Supreme Court's Ketanji Brown Jackson blasts affirmative action ruling, clashes with Clarence Thomas
Jackson, a nominee of President Joe Biden, is the high court's newest justice and the first Black woman to sit on the bench.
Supreme Court Justice Ketanji Brown Jackson attends President Joe Bidens State of the Union address in the House Chamber of the U.S. Capitol on Tuesday, February 7, 2023.
Tom Williams | Cq-roll Call, Inc. | Getty Images
Supreme Court Justice Ketanji Brown Jackson excoriated her colleagues who voted to strike down race-conscious college admissions policies, accusing the majority of "turning back the clock" on affirmative action.
"With let-them-eat-cake obliviousness, today, the majority pulls the ripcord and announces 'colorblindness for all' by legal fiat," Jackson wrote in a thundering dissent to the major court ruling Thursday.
"But deeming race irrelevant in law does not make it so in life," she wrote.
"History speaks. In some form, it can be heard forever. The race-based gaps that first developed centuries ago are echoes from the past that still exist today. By all accounts, they are still stark," Jackson wrote.

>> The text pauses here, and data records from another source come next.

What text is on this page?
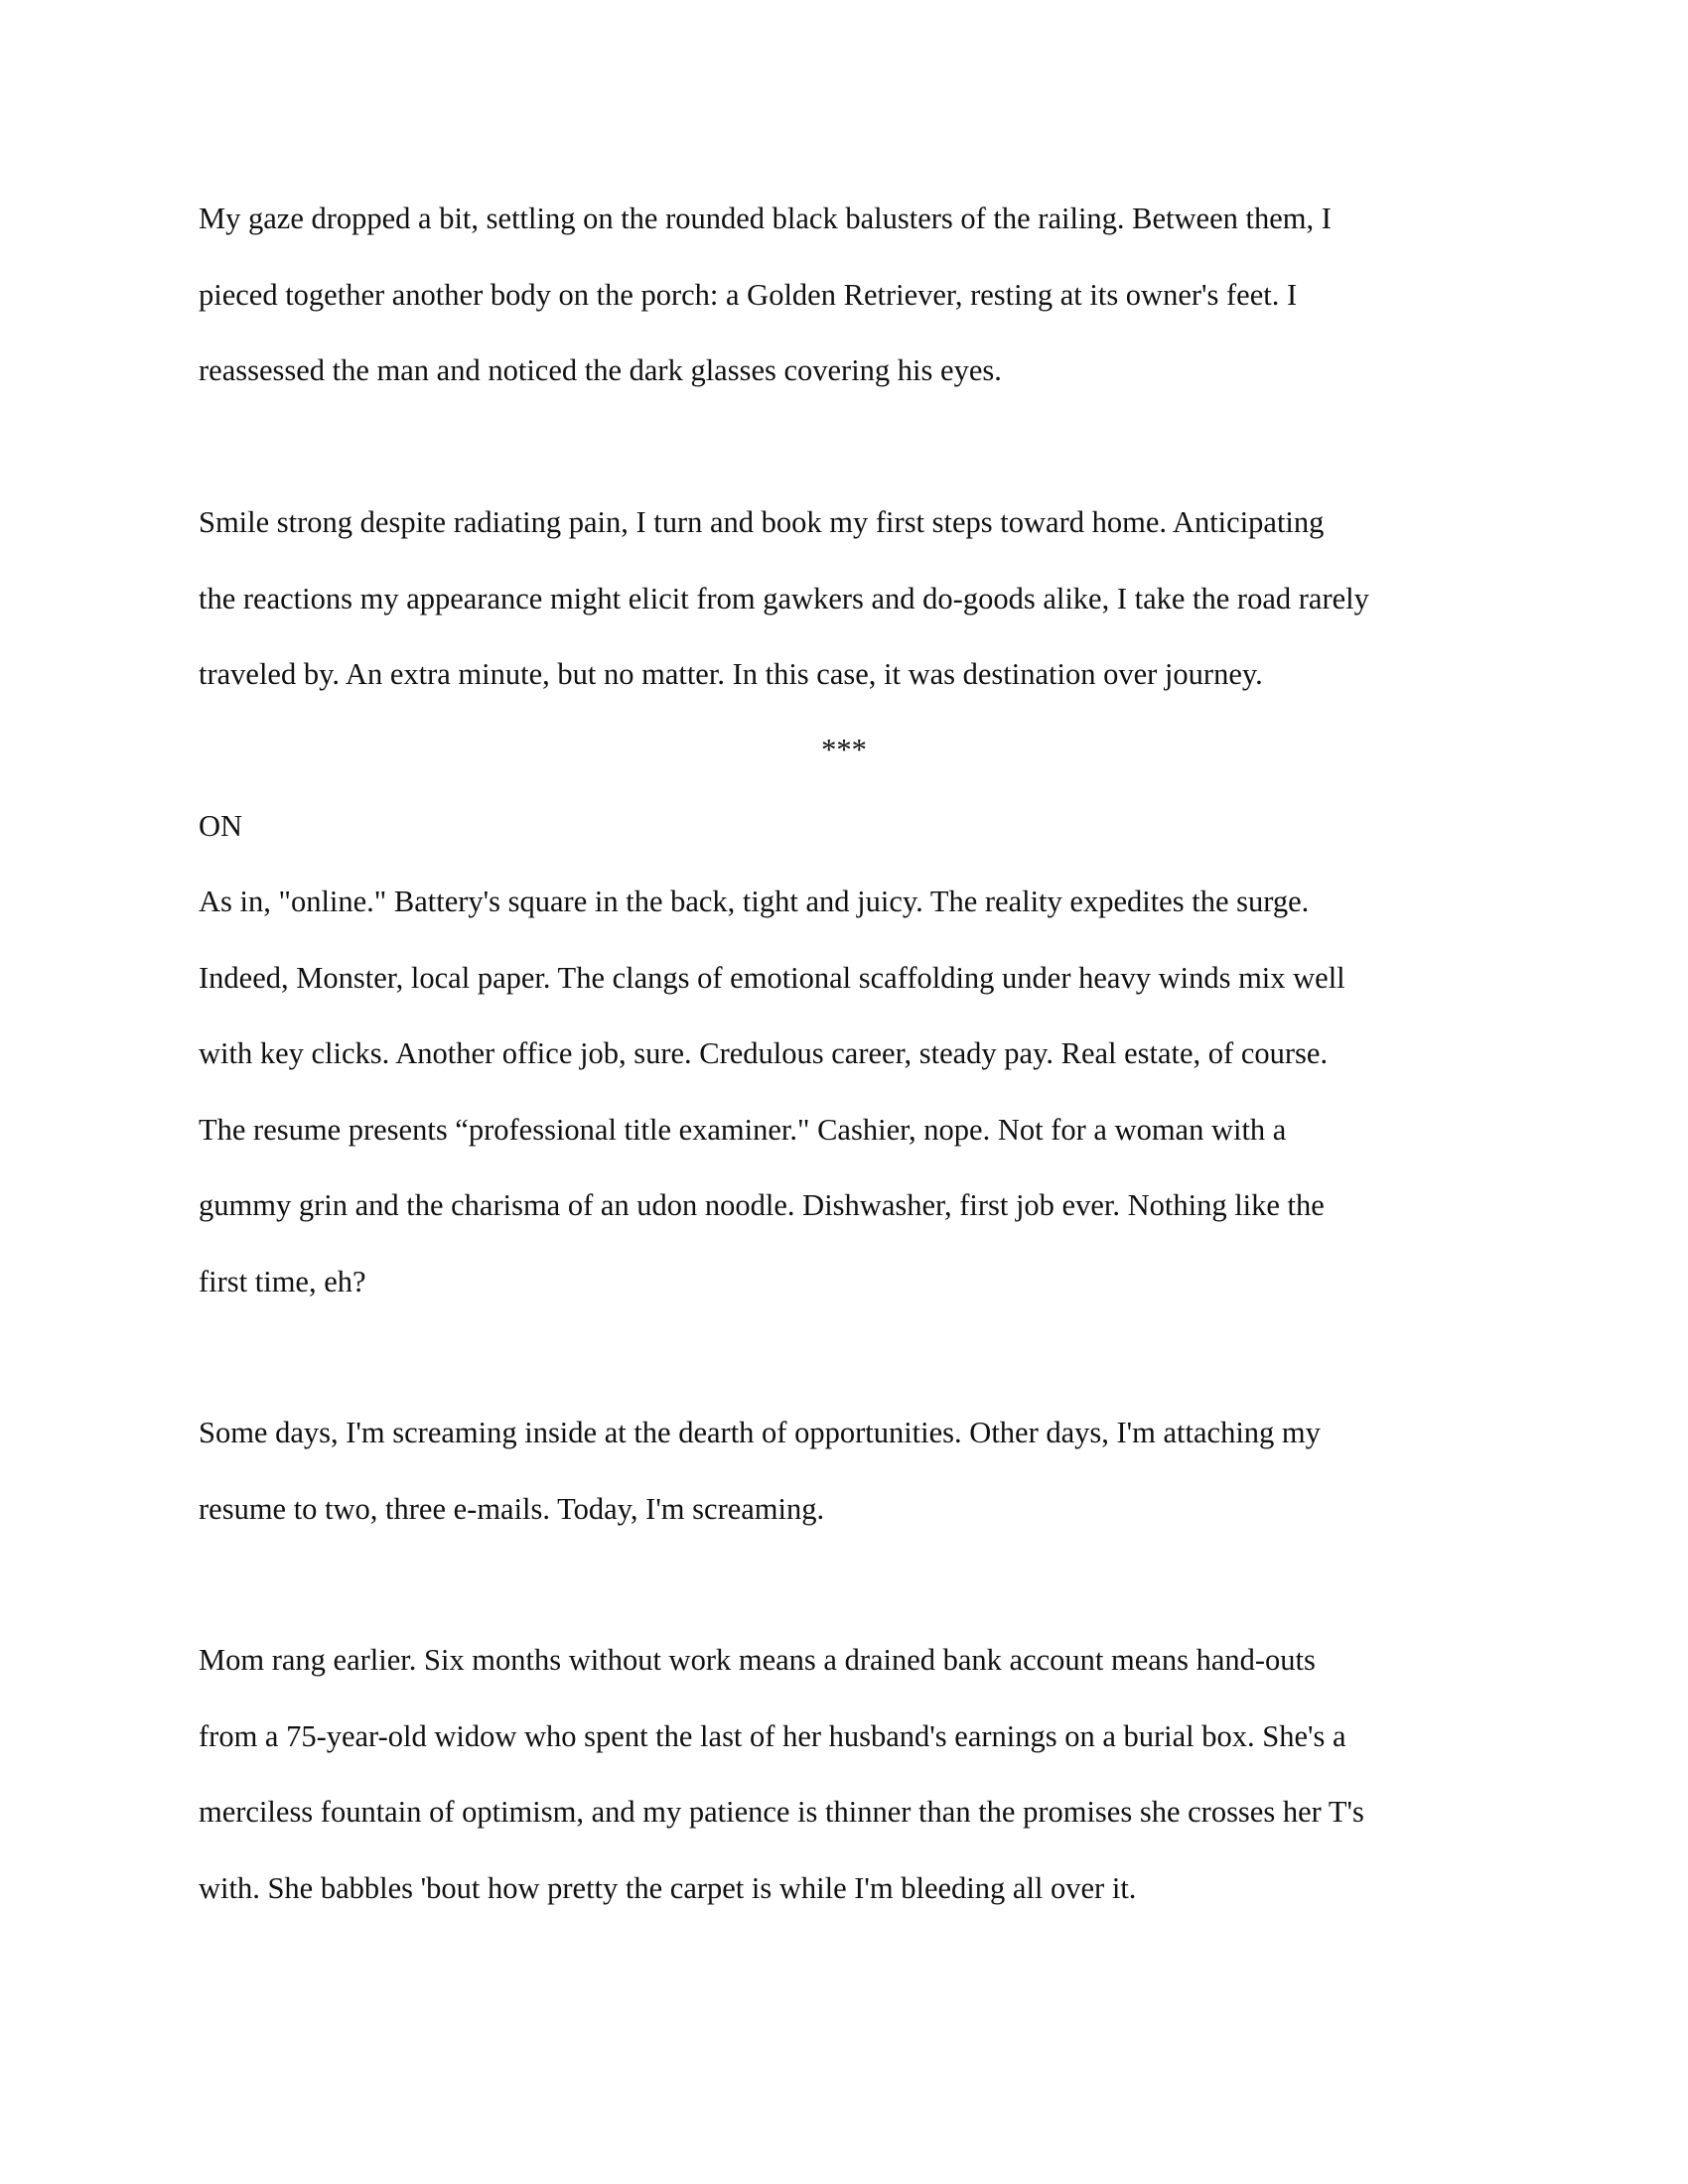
My gaze dropped a bit, settling on the rounded black balusters of the railing. Between them, I
pieced together another body on the porch: a Golden Retriever, resting at its owner's feet. I
reassessed the man and noticed the dark glasses covering his eyes.
Smile strong despite radiating pain, I turn and book my first steps toward home. Anticipating
the reactions my appearance might elicit from gawkers and do-goods alike, I take the road rarely
traveled by. An extra minute, but no matter. In this case, it was destination over journey.

***

ON

As in, "online." Battery's square in the back, tight and juicy. The reality expedites the surge.
Indeed, Monster, local paper. The clangs of emotional scaffolding under heavy winds mix well
with key clicks. Another office job, sure. Credulous career, steady pay. Real estate, of course.
The resume presents “professional title examiner." Cashier, nope. Not for a woman with a
gummy grin and the charisma of an udon noodle. Dishwasher, first job ever. Nothing like the
first time, eh?
Some days, I'm screaming inside at the dearth of opportunities. Other days, I'm attaching my
resume to two, three e-mails. Today, I'm screaming.
Mom rang earlier. Six months without work means a drained bank account means hand-outs
from a 75-year-old widow who spent the last of her husband's earnings on a burial box. She's a
merciless fountain of optimism, and my patience is thinner than the promises she crosses her T's
with. She babbles 'bout how pretty the carpet is while I'm bleeding all over it.
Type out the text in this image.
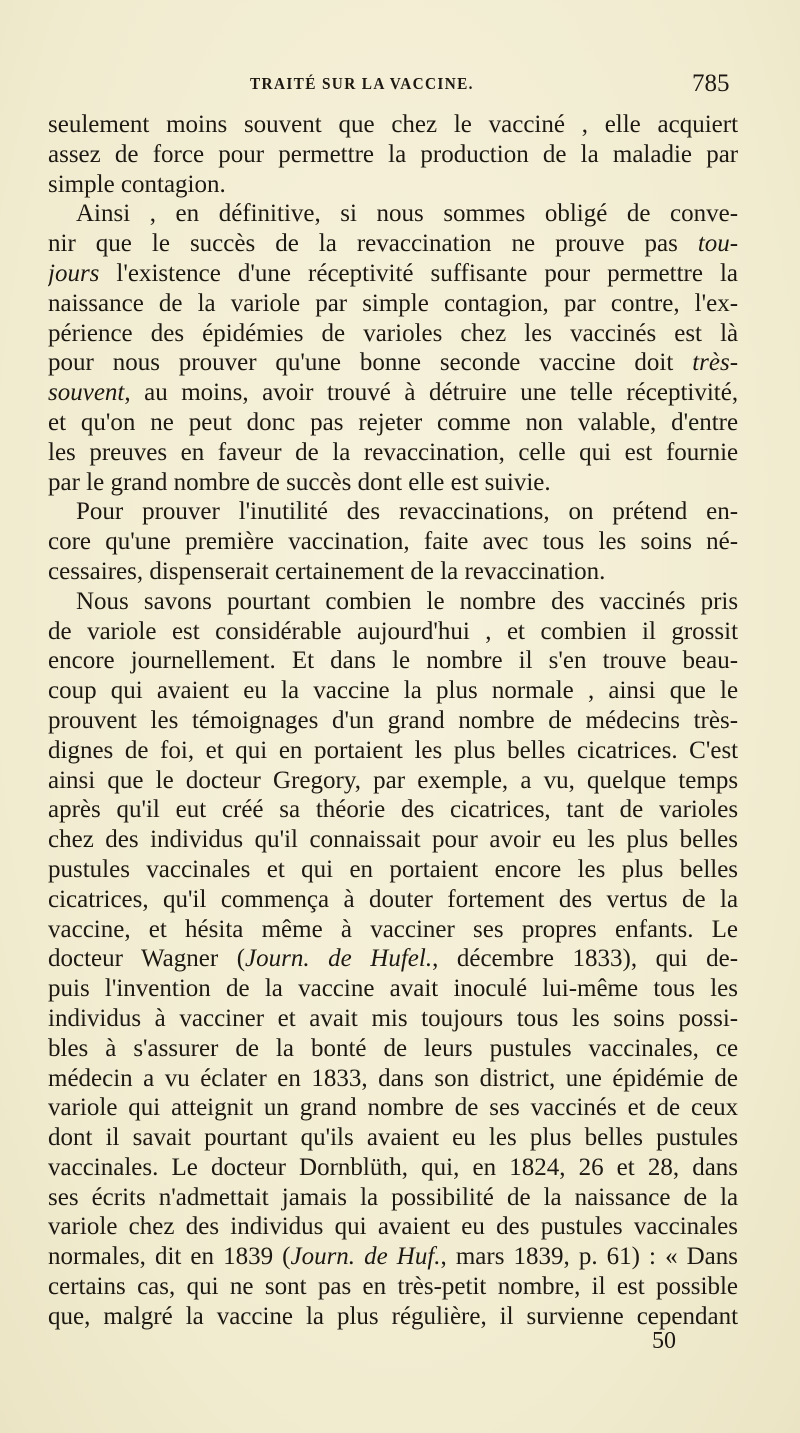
TRAITÉ SUR LA VACCINE.	785
seulement moins souvent que chez le vacciné , elle acquiert
assez de force pour permettre la production de la maladie par
simple contagion.
Ainsi , en définitive, si nous sommes obligé de conve-
nir que le succès de la revaccination ne prouve pas tou-
jours l'existence d'une réceptivité suffisante pour permettre la
naissance de la variole par simple contagion, par contre, l'ex-
périence des épidémies de varioles chez les vaccinés est là
pour nous prouver qu'une bonne seconde vaccine doit très-
souvent, au moins, avoir trouvé à détruire une telle réceptivité,
et qu'on ne peut donc pas rejeter comme non valable, d'entre
les preuves en faveur de la revaccination, celle qui est fournie
par le grand nombre de succès dont elle est suivie.
Pour prouver l'inutilité des revaccinations, on prétend en-
core qu'une première vaccination, faite avec tous les soins né-
cessaires, dispenserait certainement de la revaccination.
Nous savons pourtant combien le nombre des vaccinés pris
de variole est considérable aujourd'hui , et combien il grossit
encore journellement. Et dans le nombre il s'en trouve beau-
coup qui avaient eu la vaccine la plus normale , ainsi que le
prouvent les témoignages d'un grand nombre de médecins très-
dignes de foi, et qui en portaient les plus belles cicatrices. C'est
ainsi que le docteur Gregory, par exemple, a vu, quelque temps
après qu'il eut créé sa théorie des cicatrices, tant de varioles
chez des individus qu'il connaissait pour avoir eu les plus belles
pustules vaccinales et qui en portaient encore les plus belles
cicatrices, qu'il commença à douter fortement des vertus de la
vaccine, et hésita même à vacciner ses propres enfants. Le
docteur Wagner (Journ. de Hufel., décembre 1833), qui de-
puis l'invention de la vaccine avait inoculé lui-même tous les
individus à vacciner et avait mis toujours tous les soins possi-
bles à s'assurer de la bonté de leurs pustules vaccinales, ce
médecin a vu éclater en 1833, dans son district, une épidémie de
variole qui atteignit un grand nombre de ses vaccinés et de ceux
dont il savait pourtant qu'ils avaient eu les plus belles pustules
vaccinales. Le docteur Dornblüth, qui, en 1824, 26 et 28, dans
ses écrits n'admettait jamais la possibilité de la naissance de la
variole chez des individus qui avaient eu des pustules vaccinales
normales, dit en 1839 (Journ. de Huf., mars 1839, p. 61) : « Dans
certains cas, qui ne sont pas en très-petit nombre, il est possible
que, malgré la vaccine la plus régulière, il survienne cependant
50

Jackson, a nominee of President Joe Biden, is the high court's newest justice and the first Black woman to sit on the bench.
Her dissent accused the six-member conservative majority of not only ignoring the nation's long and continuing history of racial discrimination, but also stunting the progress that academic institutions have made to address those social ills.
"No one benefits from ignorance. Although formal race-linked legal barriers are gone, race still matters to the lived experiences of all Americans in innumerable ways, and today's ruling makes things worse, not better," Jackson wrote.
"The best that can be said of the majority's perspective is that it proceeds (ostrich-like) from the hope that preventing consideration of race will end racism. But if that is its motivation, the majority proceeds in vain," the justice wrote.
"If the colleges of this country are required to ignore a thing that matters, it will not just go away. It will take longer for racism to leave us. And, ultimately, ignoring race just makes it matter more," she warned.
The justice also argued that race-conscious college admissions policies benefit society in a multitude of ways, including strengthening the U.S. workforce and business leadership.
"A less diverse pipeline to these top jobs accumulates wealth and power unequally across racial lines, exacerbating racial disparities in a society that already dispenses prestige and privilege based on race," Jackson wrote.
Vice President Kamala Harris urged everyone to read Brown's dissent.
"I encourage you to read it because she is a beautiful writer who is compelled by logic and a knowledge of history and a clarity of thinking about where we have been as a country and where we have the potential to go," Harris said during remarks at the Global Black Economic Forum in New Orleans on Thursday.
The court, she added, is at a point where it hasn't fully understood the importance of equal opportunity for the American people.
"It is a complete misnomer to suggest this is about [being] colorblind when in fact, it is about being blind to history," said Harris, the first Black woman to serve as vice president.
Thursday's ruling dealt with two separate cases related to affirmative action policies at Harvard University and the University of North Carolina.
In the Harvard case, the vote on the decision was 6-2, as Jackson took no part in considering the case due to her membership on Harvard's Board of Overseers. Jackson dissented in the UNC case, where the vote was 6-3.
Her polemical dissent followed another blistering rebuke from liberal Justice Sonia Sotomayor.
"The devastating impact of this decision cannot be overstated," Sotomayor wrote. "The majority's vision of race neutrality will entrench racial segregation in higher education because racial inequality will persist so long as it is ignored."
Both dissents were joined by the Justice Elena Kagan, the court's third liberal.
The majority held that the admissions programs of Harvard and UNC violate the equal protection clause of the 14th Amendment to the U.S. Constitution because they "unavoidably employ race in a negative manner, involve racial stereotyping, and lack meaningful end points." The clause enshrines that states must apply laws equally to their citizens.
Chief Justice John Roberts wrote for the majority that "We have never permitted admissions programs to work in that way, and we will not do so today."
He noted, however, that universities can still consider race in a prospective student's application in the context of a "discussion of how race affected his or her life, be it through discrimination, inspiration, or otherwise."
"In other words, the student must be treated based on his or her experiences as an individual — not on the basis of race," Roberts wrote.
The liberals rejected the majority's interpretation of the Constitution.
"It would be deeply unfortunate if the Equal Protection Clause actually demanded this perverse, ahistorical, and counterproductive outcome," Jackson wrote. "To impose this result in that Clause's name when it requires no such thing, and to thereby obstruct our collective progress toward the full realization of the Clause's promise, is truly a tragedy for us all."
Jackson also took aim at conservative Justice Clarence Thomas, the court's second Black justice, who in a concurring opinion accused Jackson of believing that "almost all of life's outcomes may be unhesitatingly ascribed to race."
Thomas "ignites too many more straw men to list, or fully extinguish, here," Jackson responded in a footnote of her dissent.